Speaker
Description
The open-sharing and re-use of scientific data is ever more important, either to meet the demands of transparency and reproducibility, or to maximize the scientific return of large and small experiments. The FAIR principles (Findable, Accessible, Interoperable, Re-usable) require efficient data publication, discovery, and long-term preservation that often means costly duplication of data across storage and publishing platforms. In this contribution, we discuss how Rucio, the widely adopted distributed data management system, is being extended with native support for Open Data to address these challenges.
We present the architecture and workflow of the new “Rucio Open Data” capabilities: after tagging data as “open,” Rucio automatically applies the appropriate data placement, replication, metadata tagging, and exposure mechanisms required for public release without requiring data duplication or separate export procedures. This mechanism empowers the transition from internal data workflows to public data sharing.

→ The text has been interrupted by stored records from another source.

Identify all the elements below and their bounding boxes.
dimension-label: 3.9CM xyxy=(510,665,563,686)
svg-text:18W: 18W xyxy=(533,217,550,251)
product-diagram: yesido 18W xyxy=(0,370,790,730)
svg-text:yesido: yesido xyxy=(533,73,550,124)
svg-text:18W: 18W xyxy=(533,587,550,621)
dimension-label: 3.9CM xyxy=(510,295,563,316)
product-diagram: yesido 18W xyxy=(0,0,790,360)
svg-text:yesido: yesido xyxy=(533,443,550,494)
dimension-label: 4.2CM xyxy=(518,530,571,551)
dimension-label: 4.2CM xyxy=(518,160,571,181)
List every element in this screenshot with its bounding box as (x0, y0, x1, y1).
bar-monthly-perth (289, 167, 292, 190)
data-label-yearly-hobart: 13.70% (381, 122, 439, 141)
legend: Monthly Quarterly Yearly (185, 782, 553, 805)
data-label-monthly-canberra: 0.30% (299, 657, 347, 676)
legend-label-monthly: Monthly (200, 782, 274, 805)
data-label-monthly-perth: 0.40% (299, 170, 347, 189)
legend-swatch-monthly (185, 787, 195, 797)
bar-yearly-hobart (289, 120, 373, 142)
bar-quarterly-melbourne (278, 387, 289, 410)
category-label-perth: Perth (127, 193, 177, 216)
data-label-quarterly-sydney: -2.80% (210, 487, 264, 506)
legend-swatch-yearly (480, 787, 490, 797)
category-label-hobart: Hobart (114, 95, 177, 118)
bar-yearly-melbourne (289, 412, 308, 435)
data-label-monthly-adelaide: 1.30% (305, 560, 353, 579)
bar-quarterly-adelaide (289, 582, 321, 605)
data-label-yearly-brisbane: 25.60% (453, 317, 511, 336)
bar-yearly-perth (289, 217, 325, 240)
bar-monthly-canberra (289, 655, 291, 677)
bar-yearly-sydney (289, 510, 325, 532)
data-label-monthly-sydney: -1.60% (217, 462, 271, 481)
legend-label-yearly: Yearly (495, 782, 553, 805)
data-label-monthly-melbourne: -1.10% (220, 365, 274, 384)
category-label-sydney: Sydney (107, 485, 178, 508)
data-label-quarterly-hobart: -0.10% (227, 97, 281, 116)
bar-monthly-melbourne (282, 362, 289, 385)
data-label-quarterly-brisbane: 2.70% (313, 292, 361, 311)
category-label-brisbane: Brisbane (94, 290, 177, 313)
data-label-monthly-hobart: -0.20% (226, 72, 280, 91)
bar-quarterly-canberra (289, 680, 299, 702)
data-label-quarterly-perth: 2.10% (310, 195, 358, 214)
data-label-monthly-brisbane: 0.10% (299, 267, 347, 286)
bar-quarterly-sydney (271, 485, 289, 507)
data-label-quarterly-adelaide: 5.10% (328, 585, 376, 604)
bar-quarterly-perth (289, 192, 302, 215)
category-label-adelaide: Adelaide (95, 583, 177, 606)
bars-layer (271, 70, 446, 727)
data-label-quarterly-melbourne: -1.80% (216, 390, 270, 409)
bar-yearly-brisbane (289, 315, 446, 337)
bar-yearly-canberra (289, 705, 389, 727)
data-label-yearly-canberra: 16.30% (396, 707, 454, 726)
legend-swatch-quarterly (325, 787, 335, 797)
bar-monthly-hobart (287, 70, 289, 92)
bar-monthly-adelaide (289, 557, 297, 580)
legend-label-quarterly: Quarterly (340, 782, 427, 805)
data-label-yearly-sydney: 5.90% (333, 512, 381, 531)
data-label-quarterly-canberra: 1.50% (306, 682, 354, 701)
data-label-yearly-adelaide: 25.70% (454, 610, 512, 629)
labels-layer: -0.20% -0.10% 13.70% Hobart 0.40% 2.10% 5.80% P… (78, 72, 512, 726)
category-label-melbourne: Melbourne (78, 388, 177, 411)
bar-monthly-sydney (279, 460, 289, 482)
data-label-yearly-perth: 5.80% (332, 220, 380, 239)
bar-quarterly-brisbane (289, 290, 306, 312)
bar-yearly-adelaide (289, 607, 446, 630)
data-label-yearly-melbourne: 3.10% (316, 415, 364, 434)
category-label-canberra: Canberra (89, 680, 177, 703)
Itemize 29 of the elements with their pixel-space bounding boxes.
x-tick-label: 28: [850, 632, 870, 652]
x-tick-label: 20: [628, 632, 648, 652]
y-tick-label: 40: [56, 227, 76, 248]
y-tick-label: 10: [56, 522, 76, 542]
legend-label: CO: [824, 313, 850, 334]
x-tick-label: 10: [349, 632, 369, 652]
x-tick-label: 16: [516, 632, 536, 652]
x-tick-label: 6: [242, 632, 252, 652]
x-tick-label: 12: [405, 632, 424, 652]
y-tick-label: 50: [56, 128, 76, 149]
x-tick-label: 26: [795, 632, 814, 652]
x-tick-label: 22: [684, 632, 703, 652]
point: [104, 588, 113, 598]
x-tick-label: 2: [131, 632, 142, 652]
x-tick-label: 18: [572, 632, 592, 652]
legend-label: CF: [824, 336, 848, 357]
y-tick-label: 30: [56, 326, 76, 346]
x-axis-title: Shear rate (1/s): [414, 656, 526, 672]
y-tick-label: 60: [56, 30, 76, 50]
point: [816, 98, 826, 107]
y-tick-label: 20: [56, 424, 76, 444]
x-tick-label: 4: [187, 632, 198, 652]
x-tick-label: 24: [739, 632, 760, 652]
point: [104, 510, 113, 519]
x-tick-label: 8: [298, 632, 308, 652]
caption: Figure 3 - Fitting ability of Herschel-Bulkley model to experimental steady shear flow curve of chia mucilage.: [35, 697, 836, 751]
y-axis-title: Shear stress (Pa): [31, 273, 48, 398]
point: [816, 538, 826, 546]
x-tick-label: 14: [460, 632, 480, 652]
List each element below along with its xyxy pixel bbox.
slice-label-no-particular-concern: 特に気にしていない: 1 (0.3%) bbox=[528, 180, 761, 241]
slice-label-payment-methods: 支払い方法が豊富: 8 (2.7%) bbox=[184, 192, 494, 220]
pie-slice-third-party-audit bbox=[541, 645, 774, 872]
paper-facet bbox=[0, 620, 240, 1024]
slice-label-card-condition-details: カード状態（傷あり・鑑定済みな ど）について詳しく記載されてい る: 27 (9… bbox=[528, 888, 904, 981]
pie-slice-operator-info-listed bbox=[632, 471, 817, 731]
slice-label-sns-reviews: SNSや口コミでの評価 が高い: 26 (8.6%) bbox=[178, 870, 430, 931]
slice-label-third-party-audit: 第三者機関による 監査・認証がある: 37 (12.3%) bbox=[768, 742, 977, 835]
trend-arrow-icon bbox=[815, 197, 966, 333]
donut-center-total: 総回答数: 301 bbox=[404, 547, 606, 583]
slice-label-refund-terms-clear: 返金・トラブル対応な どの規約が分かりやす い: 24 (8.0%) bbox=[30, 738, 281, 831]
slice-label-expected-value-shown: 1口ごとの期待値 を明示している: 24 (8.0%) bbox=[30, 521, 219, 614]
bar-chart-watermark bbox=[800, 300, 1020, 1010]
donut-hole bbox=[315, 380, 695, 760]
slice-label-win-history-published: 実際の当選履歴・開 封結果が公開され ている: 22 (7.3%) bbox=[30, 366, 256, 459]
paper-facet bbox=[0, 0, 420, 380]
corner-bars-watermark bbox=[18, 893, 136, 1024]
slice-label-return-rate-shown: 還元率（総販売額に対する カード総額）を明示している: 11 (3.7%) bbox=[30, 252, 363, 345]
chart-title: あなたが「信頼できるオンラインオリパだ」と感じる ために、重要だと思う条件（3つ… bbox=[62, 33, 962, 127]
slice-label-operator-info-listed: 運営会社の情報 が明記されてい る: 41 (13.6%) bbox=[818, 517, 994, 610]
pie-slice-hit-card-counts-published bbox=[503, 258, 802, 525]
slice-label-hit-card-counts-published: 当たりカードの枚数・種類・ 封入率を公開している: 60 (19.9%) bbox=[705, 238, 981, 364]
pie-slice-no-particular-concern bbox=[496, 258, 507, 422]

We highlight how this approach simplifies compliance with FAIR principles and reduces operational overhead for experiments. We also discuss the integration with the existing CERN Open Data Portal (and similar open-data platforms), enabling experiments to publish data directly from their Rucio-managed storage to public repositories, with metadata and access policies managed consistently.
Finally, we showcase benefits for both new and legacy datasets: new experiments can plan open data sharing from day one and established collaborations can incrementally expose historical data without major re-engineering.